"I don't like them. I do not see the reason for them. We do not see the sense in sitting there burning the back tires. It's not fast." – Stephan Reil
Drift modes are popping up in sports cars all over the world, but Audi Sport development boss Stephan Reil refuses to have anything to do with them, insisting they're a waste of time and tires. So if you want to show off with a wild-looking, tire-smoking, perfectly controlled drift in an Audi Sport model, you will have to brush up on your car control, not your button pushing.
"No drift mode. Not in the R8, not in the RS3, not in the RS6, not in the RS4," Reil said. "I don't like them. I do not see the reason for them. We do not see the sense in sitting there burning the back tires. It's not fast."
That seems a bit like Reil and his team are missing a trick that is proving popular with enthusiast buyers and isn't technically difficult to do.
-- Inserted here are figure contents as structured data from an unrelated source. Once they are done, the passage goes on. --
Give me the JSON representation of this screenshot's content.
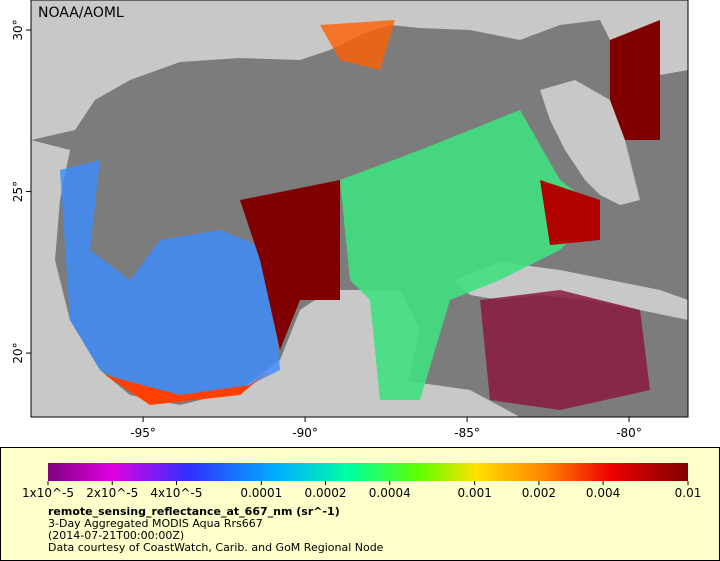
{
  "map": {
    "watermark": "NOAA/AOML",
    "lon_range": [
      -98.46,
      -78.18
    ],
    "lat_range": [
      18.02,
      30.93
    ],
    "lon_ticks": [
      {
        "value": -95,
        "label": "-95°"
      },
      {
        "value": -90,
        "label": "-90°"
      },
      {
        "value": -85,
        "label": "-85°"
      },
      {
        "value": -80,
        "label": "-80°"
      }
    ],
    "lat_ticks": [
      {
        "value": 20,
        "label": "20°"
      },
      {
        "value": 25,
        "label": "25°"
      },
      {
        "value": 30,
        "label": "30°"
      }
    ]
  },
  "colorbar": {
    "range": [
      1e-05,
      0.01
    ],
    "log_scale": true,
    "ticks": [
      {
        "value": 1e-05,
        "label": "1x10^-5"
      },
      {
        "value": 2e-05,
        "label": "2x10^-5"
      },
      {
        "value": 4e-05,
        "label": "4x10^-5"
      },
      0.0001,
      0.0002,
      0.0004,
      0.001,
      0.002,
      0.004,
      0.01
    ]
  },
  "caption": {
    "variable": "remote_sensing_reflectance_at_667_nm (sr^-1)",
    "lines": [
      "3-Day Aggregated MODIS Aqua Rrs667",
      "(2014-07-21T00:00:00Z)",
      "Data courtesy of CoastWatch, Carib. and GoM Regional Node"
    ]
  }
}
It's also a whole lot safer than holding down the skid-control button for long enough to switch off all the electronic safety nets, which Audi Sport will actually let you do.
"You can do it yourself [drifting] with the ESP off, if yo u hold it [the button] for three seconds," Reil challenged. "Then it will not intervene for you even when it [the car] is fully out of control, because that's what you asked it not to do.
"You wanted the full control by pushing that button. You got it."
Almost every fast car, from Ford to Ferrari, now comes with (or soon will) a drift mode so drivers can just stomp on the gas and turn the wheel to instantly look like rally stars. The dangers of do-it-yourself drift control (which our forefathers used to call "driving") make up most of the moral defense for the companies that use the computer-controlled versions.
While critics have called drift modes irresponsible, proponents argue that it is far safer than switching off all the safety nets, because there is still a level of skid-control safety behind it.
"Drift control is a lot safer than just turning everything off," BMW M chief Franciscus van Meel said during the launch of the M550i xDrive. "The drivers can enjoy the car on a track but it still has another level of safety to catch them if they make a mistake."
But is that extra level of safety actually for the common good? Critics note there is no way to restrict drivers using drift modes on suburban streets.
Essentially, all drift modes maintain the car's slip angle by restricting torque delivery to the drive wheels and precisely braking individual wheels, though some utilize other strategies as well. It's often easier for carmakers to write the extra lines of software code to govern the slip angle than it is to find space on the dash or center console for the Drift Mode button.
Arguably, the surge in drift modes began with the Lotus 211 track car, which used a variable traction control knob that could vary the car's slip angle in real time, mid-corner. Ferrari was one of the first supercar makers to boast of its drift mode, with the F430, and Ferrari has improved i ts system on the 488 GTB. Pagani uses one, too, and McLaren fitted drift mode to the new 720S. Ford has it on the Focus RS, and Mercedes even features one on the E63 AMG, the go-fast version of the most traditional, conservative mid-sized sedan in the world.
BMW went further than that in 2014, tacking a drift mode on to autonomous 2 Series coupe and 6 Series Gran Coupe prototypes to create fast cars that could drift all by themselves, which shows you just how easy it is to use a drift mode.
But none of that is enough to convince Reil, who insisted anybody could drift an Audi Sport car if they trusted their skills and courage. Also, most other cars with drift modes are rear-drive, while every single car Audi Sport makes is all-wheel drive. "The car is much faster the way we do it, and drifting also does not really suit the architecture of our cars."